Drafting the patent application - Based on the information provided to the patent attorney and the search results, the patent attorney prepares and edits the patent application. The patent application includes a full description of the invention that meets the requirements of the law. Thus, for example, the patent attorney must describe the invention so that a professional in the field can implement the invention in accordance with the description. The patent is prepared in full cooperation and a partner update of the inventor.

Filing of the Invention - After the invention has been approved by the inventor for filing, and in accordance with the pre-determined filing strategy, the patent application is filed in the countries where it has been decided to file the patent. The filing includes contracting with a local patent attorney's office through which the patent application is registered and fees are paid in the country where the patent was filed.

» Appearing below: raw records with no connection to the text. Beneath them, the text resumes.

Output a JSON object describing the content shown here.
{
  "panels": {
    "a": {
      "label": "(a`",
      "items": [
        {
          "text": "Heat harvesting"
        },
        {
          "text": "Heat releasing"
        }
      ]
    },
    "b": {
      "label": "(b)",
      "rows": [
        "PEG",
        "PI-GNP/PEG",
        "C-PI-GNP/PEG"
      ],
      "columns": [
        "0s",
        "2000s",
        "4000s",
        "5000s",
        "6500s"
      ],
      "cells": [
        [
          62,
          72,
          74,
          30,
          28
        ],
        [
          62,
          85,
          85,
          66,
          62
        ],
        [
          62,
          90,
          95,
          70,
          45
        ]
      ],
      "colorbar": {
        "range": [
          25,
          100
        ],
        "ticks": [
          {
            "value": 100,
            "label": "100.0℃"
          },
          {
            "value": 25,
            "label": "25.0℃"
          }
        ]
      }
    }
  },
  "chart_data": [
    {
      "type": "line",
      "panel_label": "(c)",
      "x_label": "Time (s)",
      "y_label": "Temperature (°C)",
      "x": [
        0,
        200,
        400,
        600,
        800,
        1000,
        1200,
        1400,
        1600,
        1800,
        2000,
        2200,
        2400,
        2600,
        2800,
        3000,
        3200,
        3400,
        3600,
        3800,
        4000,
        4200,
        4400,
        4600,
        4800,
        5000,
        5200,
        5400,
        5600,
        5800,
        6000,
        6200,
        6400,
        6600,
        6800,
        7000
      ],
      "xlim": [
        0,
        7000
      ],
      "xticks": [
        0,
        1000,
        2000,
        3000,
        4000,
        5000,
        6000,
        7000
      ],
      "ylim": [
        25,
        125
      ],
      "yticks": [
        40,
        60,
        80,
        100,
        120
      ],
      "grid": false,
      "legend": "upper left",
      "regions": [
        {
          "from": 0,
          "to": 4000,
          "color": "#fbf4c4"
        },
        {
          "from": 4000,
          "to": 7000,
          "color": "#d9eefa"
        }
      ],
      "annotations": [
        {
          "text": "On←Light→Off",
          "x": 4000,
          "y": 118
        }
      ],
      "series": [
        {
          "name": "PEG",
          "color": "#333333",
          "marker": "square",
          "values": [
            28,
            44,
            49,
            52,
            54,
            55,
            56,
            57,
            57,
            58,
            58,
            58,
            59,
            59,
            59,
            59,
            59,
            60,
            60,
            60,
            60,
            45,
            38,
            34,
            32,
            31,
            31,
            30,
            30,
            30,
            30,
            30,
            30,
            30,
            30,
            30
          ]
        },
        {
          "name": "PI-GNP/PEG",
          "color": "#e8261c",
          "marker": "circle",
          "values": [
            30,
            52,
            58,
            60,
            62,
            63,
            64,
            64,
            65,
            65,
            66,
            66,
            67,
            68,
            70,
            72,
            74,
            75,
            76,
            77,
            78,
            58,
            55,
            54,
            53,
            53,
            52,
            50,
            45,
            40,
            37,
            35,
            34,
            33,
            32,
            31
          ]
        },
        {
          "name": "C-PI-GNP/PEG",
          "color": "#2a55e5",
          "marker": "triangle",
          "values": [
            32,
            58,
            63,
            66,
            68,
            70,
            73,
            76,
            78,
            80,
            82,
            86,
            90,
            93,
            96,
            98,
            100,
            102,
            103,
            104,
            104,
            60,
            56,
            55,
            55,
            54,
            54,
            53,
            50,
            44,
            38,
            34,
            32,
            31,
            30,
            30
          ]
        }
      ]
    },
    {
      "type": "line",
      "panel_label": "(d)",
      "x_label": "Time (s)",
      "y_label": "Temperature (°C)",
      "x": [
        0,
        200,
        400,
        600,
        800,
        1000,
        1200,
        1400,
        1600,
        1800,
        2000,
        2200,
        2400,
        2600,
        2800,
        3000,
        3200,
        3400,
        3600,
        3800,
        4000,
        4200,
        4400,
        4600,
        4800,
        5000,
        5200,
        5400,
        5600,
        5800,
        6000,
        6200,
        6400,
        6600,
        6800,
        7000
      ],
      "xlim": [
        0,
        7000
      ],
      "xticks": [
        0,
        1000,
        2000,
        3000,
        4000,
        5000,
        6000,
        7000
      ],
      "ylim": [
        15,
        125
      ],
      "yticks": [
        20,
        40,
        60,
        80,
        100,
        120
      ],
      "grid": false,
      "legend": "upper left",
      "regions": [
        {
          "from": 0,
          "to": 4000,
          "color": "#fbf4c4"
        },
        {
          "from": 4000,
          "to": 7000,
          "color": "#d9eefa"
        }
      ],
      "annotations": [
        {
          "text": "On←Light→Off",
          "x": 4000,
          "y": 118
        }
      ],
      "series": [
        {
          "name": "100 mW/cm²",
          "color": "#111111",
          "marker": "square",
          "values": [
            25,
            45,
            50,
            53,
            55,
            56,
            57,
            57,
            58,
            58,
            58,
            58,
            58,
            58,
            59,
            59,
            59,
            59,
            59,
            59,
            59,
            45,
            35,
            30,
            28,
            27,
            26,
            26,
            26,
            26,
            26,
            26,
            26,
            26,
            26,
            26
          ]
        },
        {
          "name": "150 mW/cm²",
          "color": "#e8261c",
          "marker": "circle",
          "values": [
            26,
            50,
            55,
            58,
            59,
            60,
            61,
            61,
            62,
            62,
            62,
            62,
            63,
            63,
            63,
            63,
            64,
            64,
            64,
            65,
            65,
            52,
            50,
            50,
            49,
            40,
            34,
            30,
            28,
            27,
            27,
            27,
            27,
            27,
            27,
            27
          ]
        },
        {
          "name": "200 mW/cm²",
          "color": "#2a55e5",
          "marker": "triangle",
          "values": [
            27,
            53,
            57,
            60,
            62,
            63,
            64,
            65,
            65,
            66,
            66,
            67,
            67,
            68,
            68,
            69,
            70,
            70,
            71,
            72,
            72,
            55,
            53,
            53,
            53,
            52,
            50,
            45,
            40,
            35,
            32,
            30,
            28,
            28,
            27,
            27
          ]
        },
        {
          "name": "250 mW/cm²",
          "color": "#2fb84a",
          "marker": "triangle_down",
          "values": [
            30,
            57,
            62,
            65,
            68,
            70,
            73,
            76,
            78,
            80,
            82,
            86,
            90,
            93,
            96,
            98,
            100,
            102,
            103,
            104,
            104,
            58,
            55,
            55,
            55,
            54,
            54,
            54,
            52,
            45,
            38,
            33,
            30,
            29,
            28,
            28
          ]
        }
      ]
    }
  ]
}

Examination of the invention- the patent application is not examined immediately but rather after a certain period. The time until the application is examined varies from country to country and ranges from one to 3 years. The patent is examined by an examiner in the country where the patent was filed which checks whether the patent application meets the formal and substantive requirements of the patent laws of the country where the patent was filed. The formal examination includes whether all the required documents and parts have been filed in the patent application, for example standard drawings, power of attorney with required, etc. The substantive test includes a triple test of whether the invention is innovative (novelty), has an inventive step and can be applied in industry (utility). An examination report (Office Action report) dealing with the formal and substantive procedures is sent to the patent attorney and includes relevant citations of patents and articles published prior to filing the patent application and the patent attorney must respond to the exam report according to a pre-determined time frame. According to the exam report it is sometimes necessary to change the part of the claims that define the invention, this process is done of course in collaboration with the inventor and his opinion. The examination process can take a long time, with the parties exchanging reports and answers that include citations from the patent, examiner of patent-related material and answers from the patent attorney as to why the citations are irrelevant due to changes made in the patent application claims.

Patent issuance - When the patent examiner decides that the answer received meets the requirements for obtaining the patent, a certificate of acceptance of the patent application is sent. After receiving notification of the patent acceptance, the acceptance fees must be paid and the patent application receives a registered patent number and the patent is published. In Israel the patent application is published before a patent is granted (however after the examiner has decided to grant a patent). The time that elapses between the initial submission and the end of the exam ranges on average from two to five years in various countries.

Renewal fee - in general, a patent allows the invention to be protected for up to 20 years from the date of filing the application. In order to keep the patent valid during the period, a patent renewal fee must be paid. In some countries like Europe e a periodic fee is required even at the stage where the patent has not yet been registered (after the application has been filed), in other countries like USA a renewal fee is required only after the patent is received.